J'ai été bien tentée cet été de vous dire de venir me voir à Nohant. Si je ne l'ai pas fait, c'est pour des raisons que je ne peux vous écrire, raisons un peu bizarres, et pourtant très simples et très naïves, mais qui demanderaient de longues explications. Je vous les dirai confidentiellement et fraternellement quand nous nous verrons; car nous nous verrons, à coup sûr. Ces raisons s'effacent et s'éloignent: elles ne sont pas de mon fait ni du vôtre; nous y sommes étrangers, nous n'y pouvons rien. Mais elles disparaissent et disparaîtront par la force du temps et des choses.

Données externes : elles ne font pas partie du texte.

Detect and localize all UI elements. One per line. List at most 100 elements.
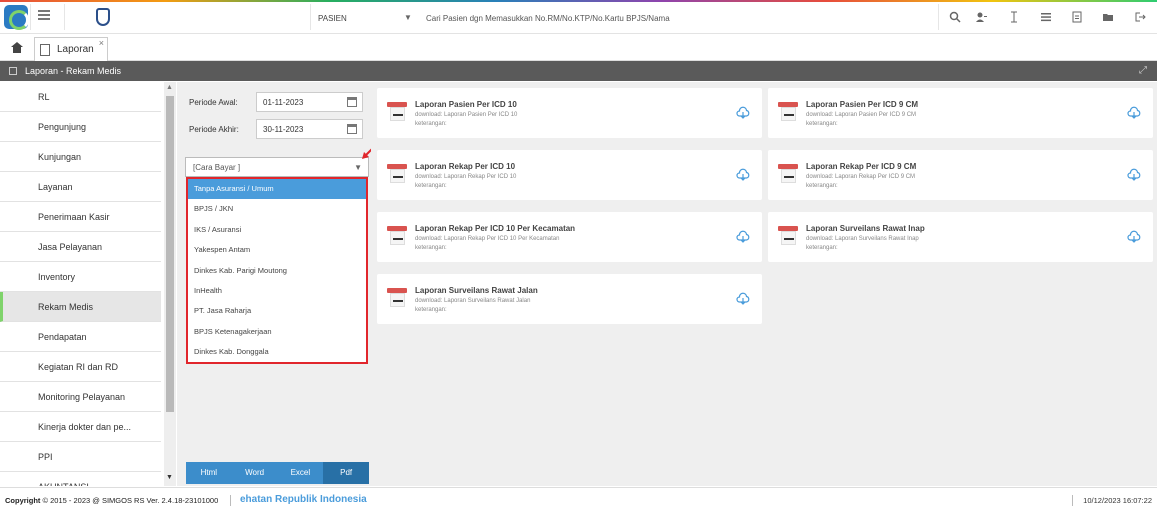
dropdown-option[interactable]: BPJS Ketenagakerjaan — [188, 322, 366, 342]
logout-icon[interactable] — [1134, 11, 1146, 23]
report-title: Laporan Rekap Per ICD 10 — [415, 162, 516, 171]
sidebar-item[interactable]: Pendapatan — [0, 322, 161, 352]
sidebar-item-label: Layanan — [38, 182, 73, 192]
pdf-file-icon — [778, 160, 798, 186]
dropdown-option-label: Dinkes Kab. Donggala — [194, 347, 269, 357]
pdf-line — [784, 176, 794, 178]
grid-icon — [9, 67, 17, 75]
sidebar-item[interactable]: RL — [0, 82, 161, 112]
dropdown-option[interactable]: Dinkes Kab. Donggala — [188, 342, 366, 362]
cloud-download-icon[interactable] — [1127, 106, 1141, 120]
dropdown-option[interactable]: BPJS / JKN — [188, 199, 366, 219]
report-card[interactable]: Laporan Surveilans Rawat Inap download: L… — [768, 212, 1153, 262]
sidebar-item[interactable]: Pengunjung — [0, 112, 161, 142]
report-note: keterangan: — [415, 121, 447, 127]
sidebar-item[interactable]: Kunjungan — [0, 142, 161, 172]
export-pdf-button[interactable]: Pdf — [323, 462, 369, 484]
report-download-text: download: Laporan Pasien Per ICD 9 CM — [806, 112, 917, 118]
color-strip — [0, 0, 1157, 2]
pdf-band — [387, 164, 407, 169]
report-card[interactable]: Laporan Rekap Per ICD 10 Per Kecamatan do… — [377, 212, 762, 262]
patient-type-select[interactable]: PASIEN — [318, 14, 347, 23]
sidebar-item[interactable]: Rekam Medis — [0, 292, 161, 322]
export-excel-button[interactable]: Excel — [277, 462, 324, 484]
dropdown-option[interactable]: Dinkes Kab. Parigi Moutong — [188, 261, 366, 281]
tab-label: Laporan — [57, 44, 94, 55]
expand-icon[interactable]: ⤢ — [1139, 65, 1147, 76]
report-download-text: download: Laporan Rekap Per ICD 9 CM — [806, 174, 916, 180]
chevron-down-icon[interactable]: ▼ — [354, 163, 362, 172]
export-buttons: Html Word Excel Pdf — [186, 462, 369, 484]
sidebar-item[interactable]: Monitoring Pelayanan — [0, 382, 161, 412]
report-card[interactable]: Laporan Pasien Per ICD 9 CM download: Lap… — [768, 88, 1153, 138]
scrollbar-thumb[interactable] — [166, 96, 174, 412]
patient-search-input[interactable]: Cari Pasien dgn Memasukkan No.RM/No.KTP/… — [426, 14, 670, 23]
app-logo-icon[interactable] — [4, 5, 29, 30]
pdf-line — [393, 300, 403, 302]
close-icon[interactable]: × — [99, 38, 104, 48]
divider — [64, 4, 65, 30]
start-date-field[interactable]: 01-11-2023 — [256, 92, 363, 112]
sidebar-item[interactable]: Inventory — [0, 262, 161, 292]
report-note: keterangan: — [415, 307, 447, 313]
start-date-label: Periode Awal: — [189, 98, 238, 107]
hamburger-menu-icon[interactable] — [38, 10, 50, 20]
payment-method-select[interactable]: [Cara Bayar ] ▼ — [185, 157, 369, 177]
chevron-down-icon[interactable]: ▼ — [404, 13, 412, 22]
dropdown-option[interactable]: IKS / Asuransi — [188, 220, 366, 240]
brand-logo-icon — [96, 8, 110, 26]
cloud-download-icon[interactable] — [736, 292, 750, 306]
user-icon[interactable] — [975, 11, 987, 23]
calendar-icon[interactable] — [347, 124, 357, 134]
report-download-text: download: Laporan Pasien Per ICD 10 — [415, 112, 518, 118]
report-note: keterangan: — [415, 245, 447, 251]
text-cursor-icon[interactable] — [1008, 11, 1020, 23]
end-date-label: Periode Akhir: — [189, 125, 239, 134]
sidebar-item[interactable]: Jasa Pelayanan — [0, 232, 161, 262]
pdf-file-icon — [387, 160, 407, 186]
report-card[interactable]: Laporan Rekap Per ICD 9 CM download: Lapo… — [768, 150, 1153, 200]
export-word-button[interactable]: Word — [231, 462, 278, 484]
export-html-button[interactable]: Html — [186, 462, 232, 484]
divider — [230, 495, 231, 506]
report-note: keterangan: — [415, 183, 447, 189]
dropdown-option[interactable]: InHealth — [188, 281, 366, 301]
tab-laporan[interactable]: Laporan × — [34, 37, 108, 61]
payment-method-value: [Cara Bayar ] — [193, 163, 241, 172]
dropdown-option-label: PT. Jasa Raharja — [194, 306, 252, 316]
dropdown-option[interactable]: Tanpa Asuransi / Umum — [188, 179, 366, 199]
list-icon[interactable] — [1040, 11, 1052, 23]
report-card[interactable]: Laporan Surveilans Rawat Jalan download: … — [377, 274, 762, 324]
sidebar-item[interactable]: Kegiatan RI dan RD — [0, 352, 161, 382]
sidebar-item-label: Monitoring Pelayanan — [38, 392, 126, 402]
cloud-download-icon[interactable] — [1127, 168, 1141, 182]
cloud-download-icon[interactable] — [736, 230, 750, 244]
folder-icon[interactable] — [1102, 11, 1114, 23]
report-title: Laporan Rekap Per ICD 10 Per Kecamatan — [415, 224, 576, 233]
pdf-band — [387, 102, 407, 107]
sidebar-item[interactable]: Kinerja dokter dan pe... — [0, 412, 161, 442]
report-card[interactable]: Laporan Rekap Per ICD 10 download: Lapora… — [377, 150, 762, 200]
sidebar-item[interactable]: AKUNTANSI — [0, 472, 161, 486]
start-date-value: 01-11-2023 — [263, 98, 304, 107]
sidebar-item-label: Rekam Medis — [38, 302, 94, 312]
cloud-download-icon[interactable] — [1127, 230, 1141, 244]
sidebar-item[interactable]: PPI — [0, 442, 161, 472]
home-icon[interactable] — [11, 42, 23, 53]
sidebar-item[interactable]: Penerimaan Kasir — [0, 202, 161, 232]
end-date-field[interactable]: 30-11-2023 — [256, 119, 363, 139]
report-card[interactable]: Laporan Pasien Per ICD 10 download: Lapor… — [377, 88, 762, 138]
pdf-file-icon — [778, 222, 798, 248]
dropdown-option[interactable]: Yakespen Antam — [188, 240, 366, 260]
cloud-download-icon[interactable] — [736, 106, 750, 120]
ministry-name: ehatan Republik Indonesia — [240, 494, 367, 505]
report-title: Laporan Surveilans Rawat Jalan — [415, 286, 538, 295]
dropdown-option[interactable]: PT. Jasa Raharja — [188, 301, 366, 321]
scroll-down-icon[interactable]: ▼ — [166, 474, 173, 481]
scroll-up-icon[interactable]: ▲ — [166, 84, 173, 91]
sidebar-item[interactable]: Layanan — [0, 172, 161, 202]
cloud-download-icon[interactable] — [736, 168, 750, 182]
calendar-icon[interactable] — [347, 97, 357, 107]
document-icon[interactable] — [1071, 11, 1083, 23]
search-icon[interactable] — [949, 11, 961, 23]
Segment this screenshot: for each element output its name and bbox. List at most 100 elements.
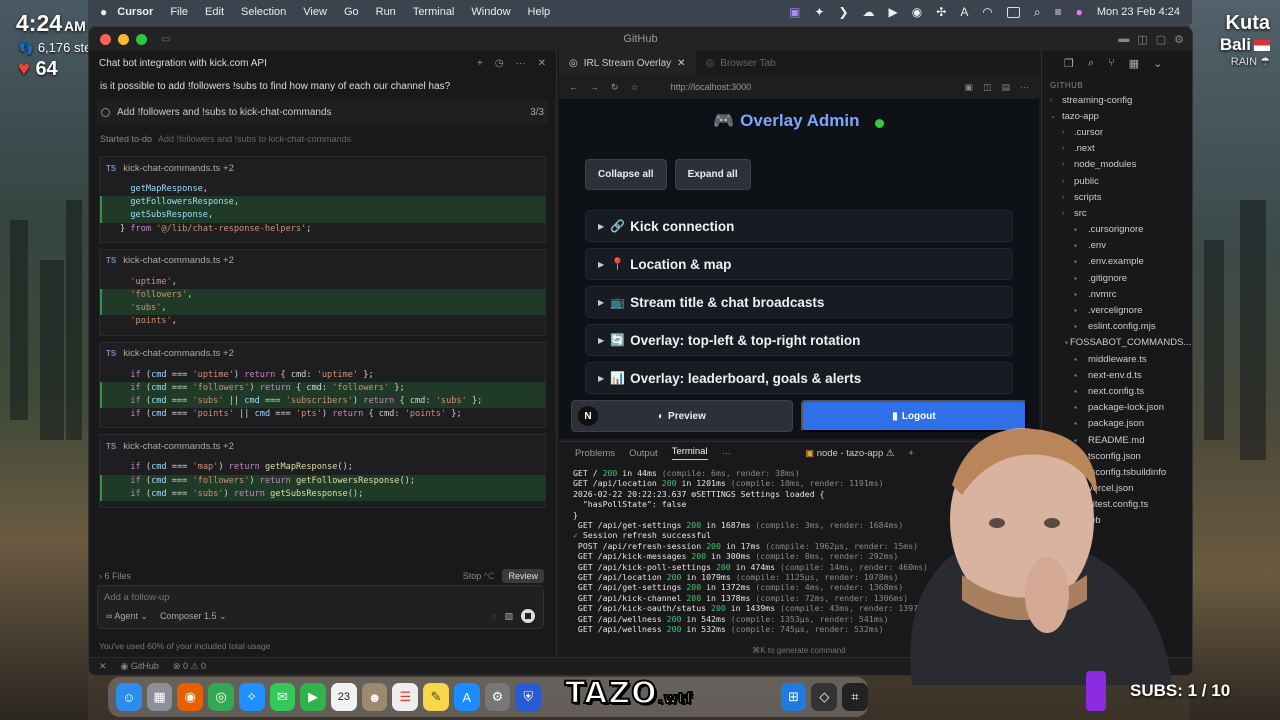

Ne soyez nullement intrigué et ne cherchez pas à deviner. Vous ne trouveriez pas; car les choses les plus simples et les plus niaises sont celles dont on s'avise le moins quand on les commente, et souvent ce que l'on découvre après bien des efforts d'imagination est tel, qu'on en rit et qu'on se dit: «Ce n'était pas la peine de tant chercher.» Ces raisons-là n'ont eu de gravité que pour moi, puisqu'elles m'ont privé souvent, à propos d'anciens et de nouveaux amis des deux sexes, d'user d'une légitime et sainte liberté Mais qui peut dire qu'il a vécu sans faire des sacrifices? celui-là n'aurait pas de coeur qui n'aurait pas su les accepter. J'espère que, l'année prochaine, si vous avez quelque moment de vacances, je pourrai vous dire: «Venez voir votre mère!» Que ne puis-je mieux faire et vous dire: «Je cours, je voyage, je pars et je vais de votre côté, pour vous voir, pour serrer dans mes bras votre femme et votre enfant!» Mais je ne voyage plus, quoique ce soit fort dans mes goûts, et vous pensez bien qu'il y a aussi à cela quelque raison.